The Perceptron algorithm is a simple yet fundamental supervised learning technique for binary classification tasks. It aims to find a linear decision boundary that separates data points into two classes based on their features. The algorithm iteratively updates a set of weights and a bias term to adjust the decision boundary. During each iteration, the Perceptron evaluates data points and updates the weights and bias if a misclassification is encountered, effectively "learning" from its mistakes.
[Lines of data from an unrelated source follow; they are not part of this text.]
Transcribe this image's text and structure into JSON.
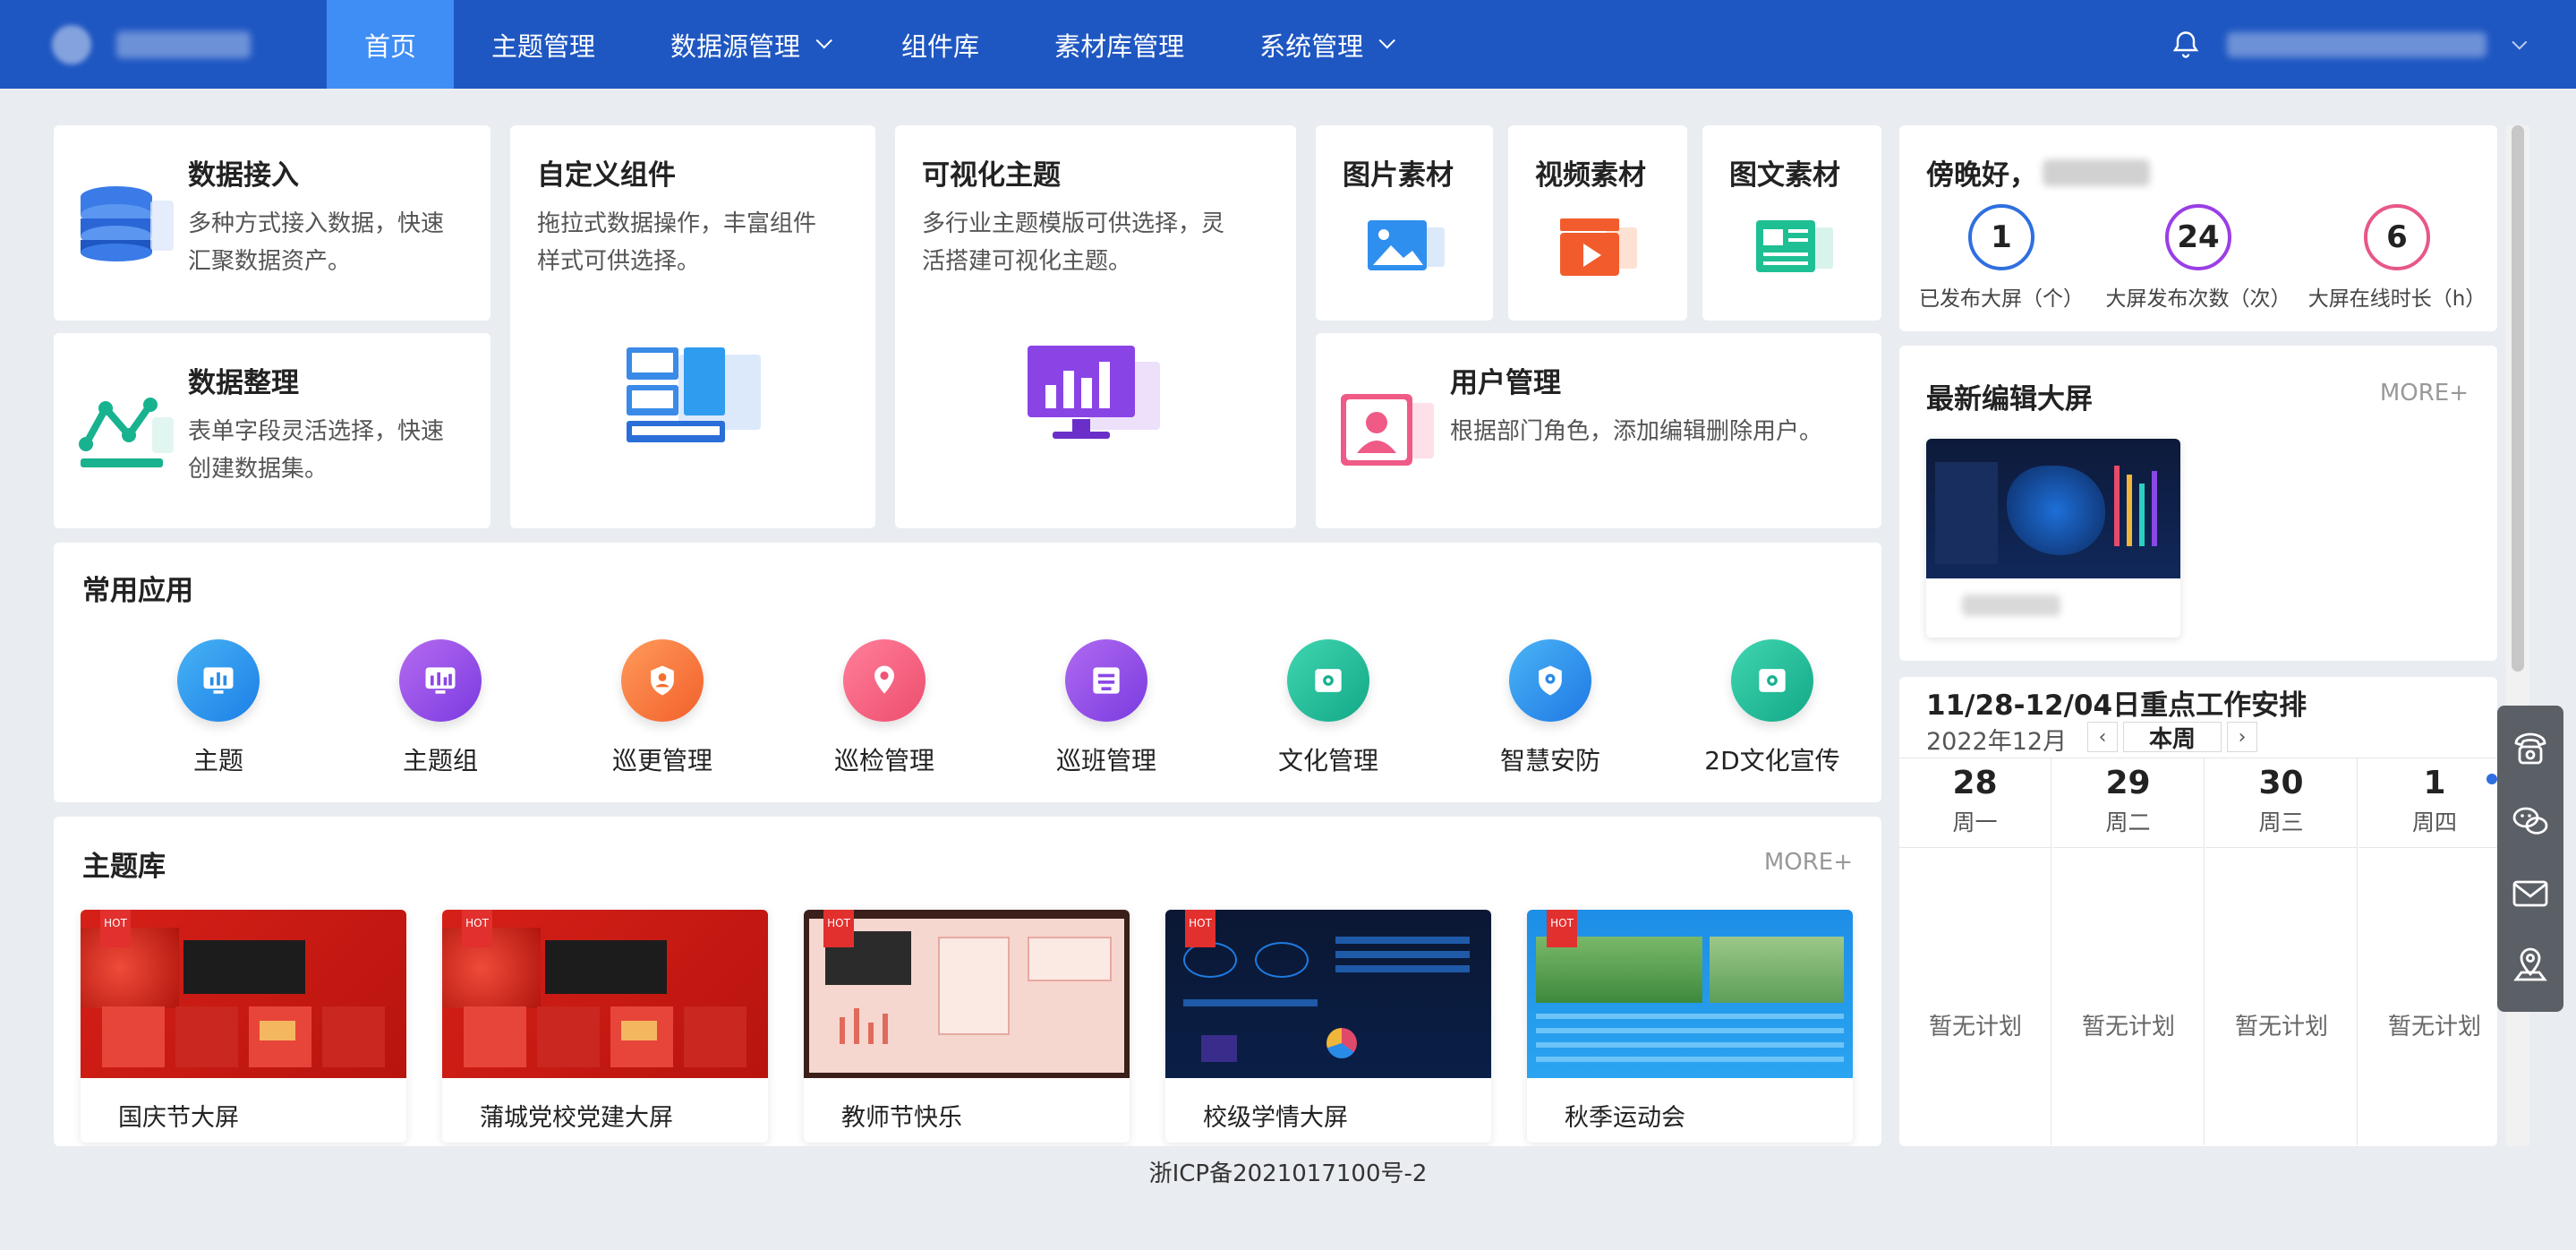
{
  "nav": {
    "items": [
      {
        "label": "首页",
        "active": true
      },
      {
        "label": "主题管理"
      },
      {
        "label": "数据源管理",
        "dropdown": true
      },
      {
        "label": "组件库"
      },
      {
        "label": "素材库管理"
      },
      {
        "label": "系统管理",
        "dropdown": true
      }
    ]
  },
  "features": {
    "data_access": {
      "title": "数据接入",
      "desc1": "多种方式接入数据，快速",
      "desc2": "汇聚数据资产。"
    },
    "data_clean": {
      "title": "数据整理",
      "desc1": "表单字段灵活选择，快速",
      "desc2": "创建数据集。"
    },
    "custom_comp": {
      "title": "自定义组件",
      "desc1": "拖拉式数据操作，丰富组件",
      "desc2": "样式可供选择。"
    },
    "vis_theme": {
      "title": "可视化主题",
      "desc1": "多行业主题模版可供选择，灵",
      "desc2": "活搭建可视化主题。"
    },
    "img_mat": {
      "title": "图片素材"
    },
    "video_mat": {
      "title": "视频素材"
    },
    "text_mat": {
      "title": "图文素材"
    },
    "user_mgmt": {
      "title": "用户管理",
      "desc": "根据部门角色，添加编辑删除用户。"
    }
  },
  "apps": {
    "title": "常用应用",
    "items": [
      {
        "label": "主题"
      },
      {
        "label": "主题组"
      },
      {
        "label": "巡更管理"
      },
      {
        "label": "巡检管理"
      },
      {
        "label": "巡班管理"
      },
      {
        "label": "文化管理"
      },
      {
        "label": "智慧安防"
      },
      {
        "label": "2D文化宣传"
      }
    ]
  },
  "library": {
    "title": "主题库",
    "more": "MORE+",
    "hot": "HOT",
    "items": [
      {
        "label": "国庆节大屏"
      },
      {
        "label": "蒲城党校党建大屏"
      },
      {
        "label": "教师节快乐"
      },
      {
        "label": "校级学情大屏"
      },
      {
        "label": "秋季运动会"
      }
    ]
  },
  "greeting": {
    "text": "傍晚好，",
    "stats": [
      {
        "value": "1",
        "label": "已发布大屏（个）",
        "color": "#2f6fe0"
      },
      {
        "value": "24",
        "label": "大屏发布次数（次）",
        "color": "#9a3ee6"
      },
      {
        "value": "6",
        "label": "大屏在线时长（h）",
        "color": "#e8578a"
      }
    ]
  },
  "recent": {
    "title": "最新编辑大屏",
    "more": "MORE+"
  },
  "schedule": {
    "title": "11/28-12/04日重点工作安排",
    "month": "2022年12月",
    "this_week": "本周",
    "days": [
      {
        "num": "28",
        "weekday": "周一",
        "plan": "暂无计划"
      },
      {
        "num": "29",
        "weekday": "周二",
        "plan": "暂无计划"
      },
      {
        "num": "30",
        "weekday": "周三",
        "plan": "暂无计划"
      },
      {
        "num": "1",
        "weekday": "周四",
        "plan": "暂无计划"
      }
    ]
  },
  "footer": {
    "icp": "浙ICP备2021017100号-2"
  }
}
The process continues until convergence or for a specified number of epochs.

**Pseudocode**

Import the necessary libraries, such as pandas, numpy, and matplotlib.

Load a dataset from a CSV file named 'wdbc.data.'

Convert the values in column 1 ('M' and 'B') into numerical values (1 and -1).
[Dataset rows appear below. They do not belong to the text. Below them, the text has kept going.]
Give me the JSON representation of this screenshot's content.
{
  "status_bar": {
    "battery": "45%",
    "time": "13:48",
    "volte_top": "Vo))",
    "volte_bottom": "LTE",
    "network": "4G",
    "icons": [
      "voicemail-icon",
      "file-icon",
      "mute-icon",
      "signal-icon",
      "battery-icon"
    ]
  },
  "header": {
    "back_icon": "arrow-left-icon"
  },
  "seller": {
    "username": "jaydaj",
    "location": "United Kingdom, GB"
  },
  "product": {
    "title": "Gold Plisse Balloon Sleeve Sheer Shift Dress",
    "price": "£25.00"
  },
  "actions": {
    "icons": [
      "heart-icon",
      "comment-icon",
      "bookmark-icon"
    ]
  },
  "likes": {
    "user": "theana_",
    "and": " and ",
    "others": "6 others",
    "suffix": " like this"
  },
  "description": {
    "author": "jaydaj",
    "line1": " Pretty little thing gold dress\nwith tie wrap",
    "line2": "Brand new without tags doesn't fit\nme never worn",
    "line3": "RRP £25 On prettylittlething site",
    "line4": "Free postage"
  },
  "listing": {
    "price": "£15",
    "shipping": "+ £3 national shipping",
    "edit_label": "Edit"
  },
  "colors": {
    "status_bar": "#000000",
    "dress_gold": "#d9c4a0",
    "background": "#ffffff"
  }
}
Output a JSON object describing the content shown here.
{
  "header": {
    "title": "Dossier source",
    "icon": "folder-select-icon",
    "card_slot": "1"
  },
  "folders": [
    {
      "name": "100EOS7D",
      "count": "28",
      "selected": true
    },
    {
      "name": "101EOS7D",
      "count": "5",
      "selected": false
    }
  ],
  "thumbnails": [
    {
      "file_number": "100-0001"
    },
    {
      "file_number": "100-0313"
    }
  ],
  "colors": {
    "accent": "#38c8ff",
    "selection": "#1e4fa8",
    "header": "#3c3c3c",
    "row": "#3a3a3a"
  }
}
Extract the features (columns 2 to 31) and labels (column 1) from the dataset.

Calculate the number of samples for training and testing (80% for training, 20% for testing).

Shuffle the data randomly to avoid biases.
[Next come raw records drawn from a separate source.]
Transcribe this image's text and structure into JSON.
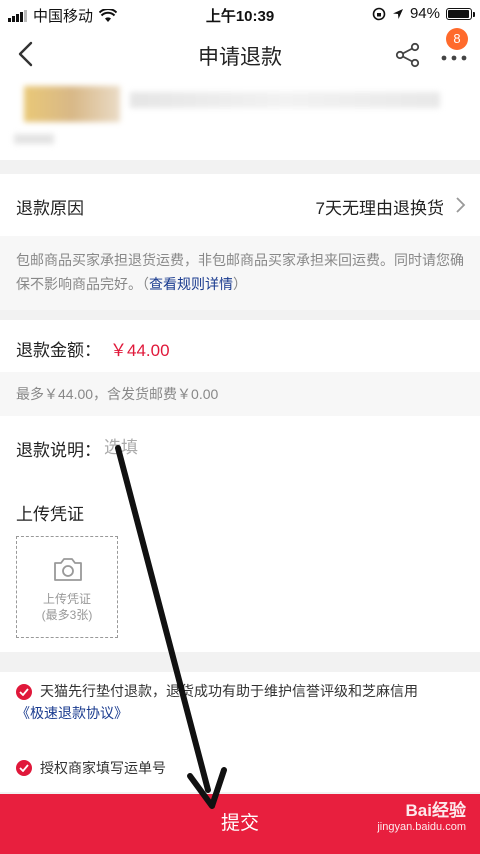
{
  "status_bar": {
    "carrier": "中国移动",
    "time": "上午10:39",
    "battery": "94%"
  },
  "nav": {
    "title": "申请退款",
    "badge_count": "8"
  },
  "refund_reason": {
    "label": "退款原因",
    "value": "7天无理由退换货"
  },
  "policy": {
    "text": "包邮商品买家承担退货运费，非包邮商品买家承担来回运费。同时请您确保不影响商品完好。（",
    "link": "查看规则详情",
    "text_end": "）"
  },
  "amount": {
    "label": "退款金额：",
    "value": "￥44.00",
    "note": "最多￥44.00，含发货邮费￥0.00"
  },
  "description": {
    "label": "退款说明：",
    "placeholder": "选填"
  },
  "upload": {
    "title": "上传凭证",
    "box_line1": "上传凭证",
    "box_line2": "(最多3张)"
  },
  "agreements": [
    {
      "text": "天猫先行垫付退款，退货成功有助于维护信誉评级和芝麻信用",
      "link": "《极速退款协议》"
    },
    {
      "text": "授权商家填写运单号"
    }
  ],
  "submit_label": "提交",
  "watermark": {
    "brand": "Bai经验",
    "url": "jingyan.baidu.com"
  },
  "colors": {
    "accent_red": "#e81f3e",
    "price_red": "#e0183a",
    "link_blue": "#1a3b8f",
    "badge_orange": "#ff6a2c"
  },
  "icons": [
    "signal-icon",
    "wifi-icon",
    "lock-rotation-icon",
    "location-icon",
    "battery-icon",
    "back-icon",
    "share-icon",
    "more-icon",
    "chevron-right-icon",
    "camera-icon",
    "check-icon"
  ]
}
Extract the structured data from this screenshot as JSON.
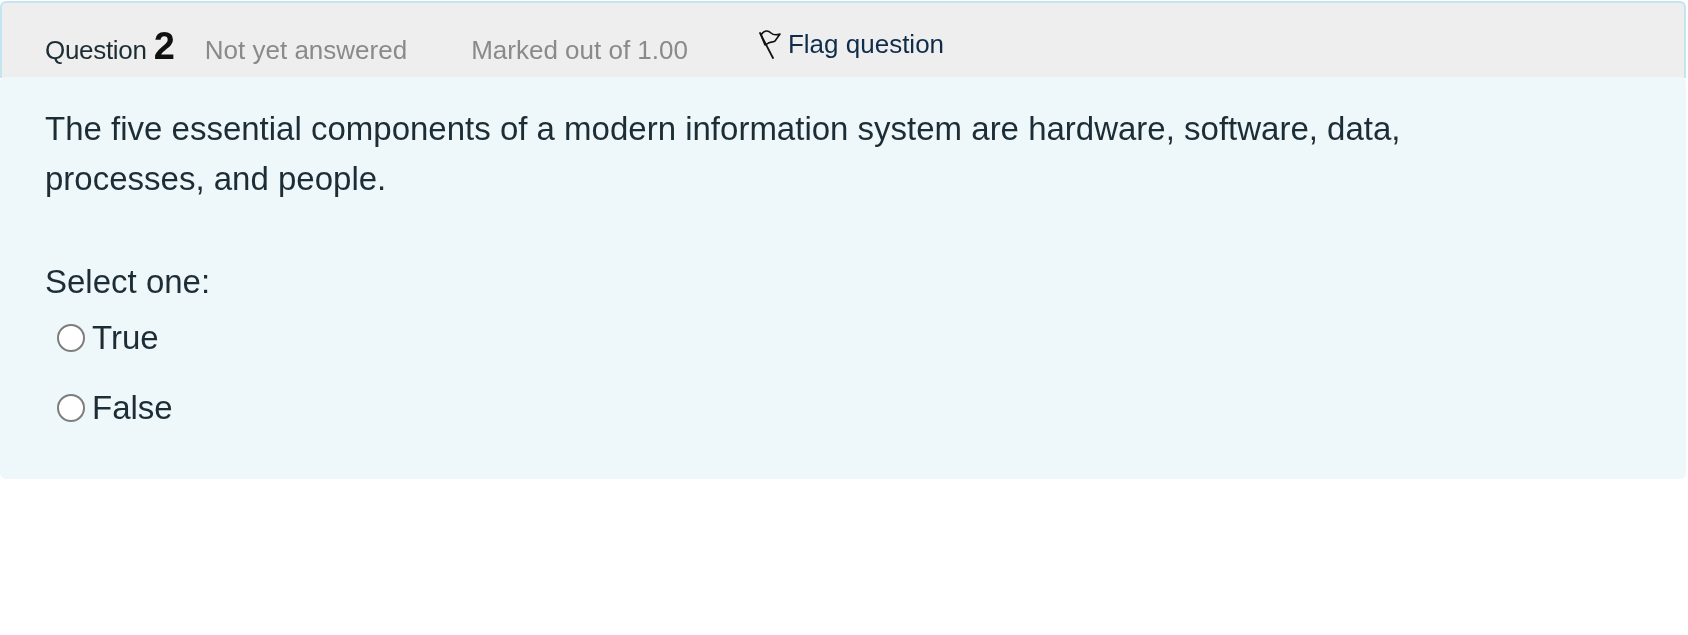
{
  "question": {
    "label": "Question",
    "number": "2",
    "status": "Not yet answered",
    "mark": "Marked out of 1.00",
    "flag": {
      "label": "Flag question",
      "flagged": false
    }
  },
  "content": {
    "text": "The five essential components of a modern information system are hardware, software, data, processes, and people.",
    "prompt": "Select one:",
    "options": [
      {
        "label": "True",
        "selected": false
      },
      {
        "label": "False",
        "selected": false
      }
    ]
  }
}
Split the data into training and testing sets.

Define a function to train a perceptron, which adjusts weights and bias to classify the data.

Train the perceptron with a learning rate of 0.1 over 100 epochs.

Calculate the accuracy on the test set and a loss value.

Print the perceptron's accuracy and the loss function value.

In [None]:
import pandas as pd
import numpy as np
import matplotlib.pyplot as plt

# Cargar el conjunto de datos desde el archivo .DATA
data = pd.read_csv('wdbc.data', header=None)

# Convertir valores con caracteristicas a numericas
data[1] = data[1].map({'M': 1, 'B': -1})

# Extraer las características y las etiquetas
X = data.iloc[:, 2:32].to_numpy()
y = data.iloc[:, 1].to_numpy()

total_samples = X.shape[0]

# Dividir el dataset en entrenamiento y test
train_size = int(0.8 * total_samples)
test_size = total_samples - train_size


indices = np.arange(total_samples)
np.random.shuffle(indices)

# Dividir los datos
X_train = X[indices[:train_size]]
y_train = y[indices[:train_size]]
X_test = X[indices[train_size:]]
y_test = y[indices[train_size:]]

# Definir la función de entrenamiento del perceptrón
def train_perceptron(X, y, learning_rate, epochs):
    w = np.zeros(X.shape[1])
    b = 0
    errors = []
    for _ in range(epochs):
        total_error = 0
        for xi, target in zip(X, y):
            update = learning_rate * (target - np.sign(np.dot(xi, w) + b))
            w += update * xi
            b += update
            total_error += int(update != 0)
        errors.append(total_error)
    return w, b, errors

# Entrenar el perceptrón
learning_rate = 0.1
epochs = 100
weights, bias, errors = train_perceptron(X_train, y_train, learning_rate, epochs)


# Calcular la precisión en el conjunto de prueba
def predict(X, weights, bias):
    z = np.dot(X, weights) + bias
    return np.sign(z)

def loss(X, y, weights, bias):

    y_pred = np.sign(np.dot(X, weights) + bias)


    hinge_loss = np.maximum(0, 1 - y * y_pred)


    average_loss = np.mean(hinge_loss)

    return average_loss


y_pred = predict(X_test, weights, bias)
accuracy = np.mean(y_pred == y_test)
loss_value = loss(X_test, y_test, weights, bias)

print(f'Precisión del Perceptrón: {accuracy * 100:.2f}%')
print(f'Valor de la Loss function: {loss_value:.2f}')


Precisión del Perceptrón: 88.60%
Valor de la Loss function: 0.23


**Loss function**

The loss function in this code is the Hinge Loss, which is used to measure the error between the predicted values and the true labels in the context of binary classification. The Hinge Loss is defined as the maximum of zero and the difference between 1 and the product of the true label and the predicted value. This loss function penalizes the model when its predictions are on the wrong side of the decision boundary. If the predicted value and the true label have the same sign and are on the correct side of the boundary, the loss is zero, indicating that the prediction is accurate.